O presidente do Marítimo mostrou-se hoje confiante na manutenção na I Liga portuguesa de futebol, apesar de ocupar a antepenúltima posição no campeonato.

“Quando se está bem tudo flui e é mais fácil. Quando as coisas ficam menos bem a parte psicológica funciona também menos bem, não significa dizer que estou nesse barco. Não, estou no barco contrário e acho que vou ter capacidade de comandar o barco a bom porto”, frisou Carlos Pereira, em declarações prestadas após uma ação solidária do clube madeirense para com a Associação Portuguesa de Deficientes.

O dirigente ‘verde rubro’ mostrou-se inconformado com a posição ocupada pelo Marítimo e lembrou que um dos objetivos inicialmente traçados para a presente temporada passava por “alcançar lugares europeus”, explicando que o plantel “tem qualidade para isso”, culpando os “casos atípicos” pela posição que ocupa.

Carlos Pereira relembrou a penalização que sofreu do Conselho de Disciplina, por “reivindicar a presença do público no estádio”, garantindo que essa situação também “veio em prejuízo” de uma época que queria melhor, apesar da forte aposta na qualidade do plantel, que “não tem correspondido naquilo que é o número de pontos”.

O Marítimo saiu derrotado na visita ao Belenenses SAD no Jamor, por 2-0, apesar das inúmeras oportunidades criadas pelos insulares.

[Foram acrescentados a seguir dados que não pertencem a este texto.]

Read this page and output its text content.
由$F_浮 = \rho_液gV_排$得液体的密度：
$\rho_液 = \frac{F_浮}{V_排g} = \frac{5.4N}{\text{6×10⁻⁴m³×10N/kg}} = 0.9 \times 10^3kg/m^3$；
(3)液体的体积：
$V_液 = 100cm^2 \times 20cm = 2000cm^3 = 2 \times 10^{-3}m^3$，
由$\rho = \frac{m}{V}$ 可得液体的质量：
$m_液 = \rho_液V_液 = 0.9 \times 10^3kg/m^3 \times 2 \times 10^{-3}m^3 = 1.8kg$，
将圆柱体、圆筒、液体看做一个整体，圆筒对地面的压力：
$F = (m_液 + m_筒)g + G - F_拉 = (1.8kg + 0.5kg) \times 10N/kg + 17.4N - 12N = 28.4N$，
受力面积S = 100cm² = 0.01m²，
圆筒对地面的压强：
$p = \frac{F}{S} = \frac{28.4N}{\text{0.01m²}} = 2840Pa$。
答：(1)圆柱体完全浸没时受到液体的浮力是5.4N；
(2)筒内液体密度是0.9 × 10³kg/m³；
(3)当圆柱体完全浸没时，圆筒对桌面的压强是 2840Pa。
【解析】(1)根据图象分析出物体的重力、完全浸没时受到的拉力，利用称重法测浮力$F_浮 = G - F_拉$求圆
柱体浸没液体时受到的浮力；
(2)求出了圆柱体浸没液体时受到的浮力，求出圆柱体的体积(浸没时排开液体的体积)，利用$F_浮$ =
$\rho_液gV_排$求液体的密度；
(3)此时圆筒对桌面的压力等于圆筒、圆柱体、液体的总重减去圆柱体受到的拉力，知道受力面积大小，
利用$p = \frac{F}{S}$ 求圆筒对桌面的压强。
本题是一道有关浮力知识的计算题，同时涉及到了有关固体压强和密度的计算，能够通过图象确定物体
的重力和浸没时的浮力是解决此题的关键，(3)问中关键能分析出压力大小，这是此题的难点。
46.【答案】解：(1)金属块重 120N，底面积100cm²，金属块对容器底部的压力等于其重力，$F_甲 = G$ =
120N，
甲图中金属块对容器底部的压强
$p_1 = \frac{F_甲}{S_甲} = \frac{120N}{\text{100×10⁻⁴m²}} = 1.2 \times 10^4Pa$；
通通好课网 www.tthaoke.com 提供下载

Segundo o presidente maritimista, o principal problema está na “eficácia que não tem funcionado”.

Relembrando o encontro caseiro com o FC Porto, que aparentemente estaria “controlado”, o líder maritimista assumiu que foi “um clique que estragou aquilo que poderia ser o alavancar para a conquista do primeiro objetivo, a manutenção”, referindo-se à grande penalidade nos descontos que deu a vitória aos nortenhos.

O presidente do clube recusa-se a “deitar a toalha ao chão” e garantiu que será feito de tudo para alcançar a manutenção no mais alto escalão do futebol português, relembrando a descida em 1987, sublinhando que “em cinco minutos” o clube madeirense estava de volta à I divisão.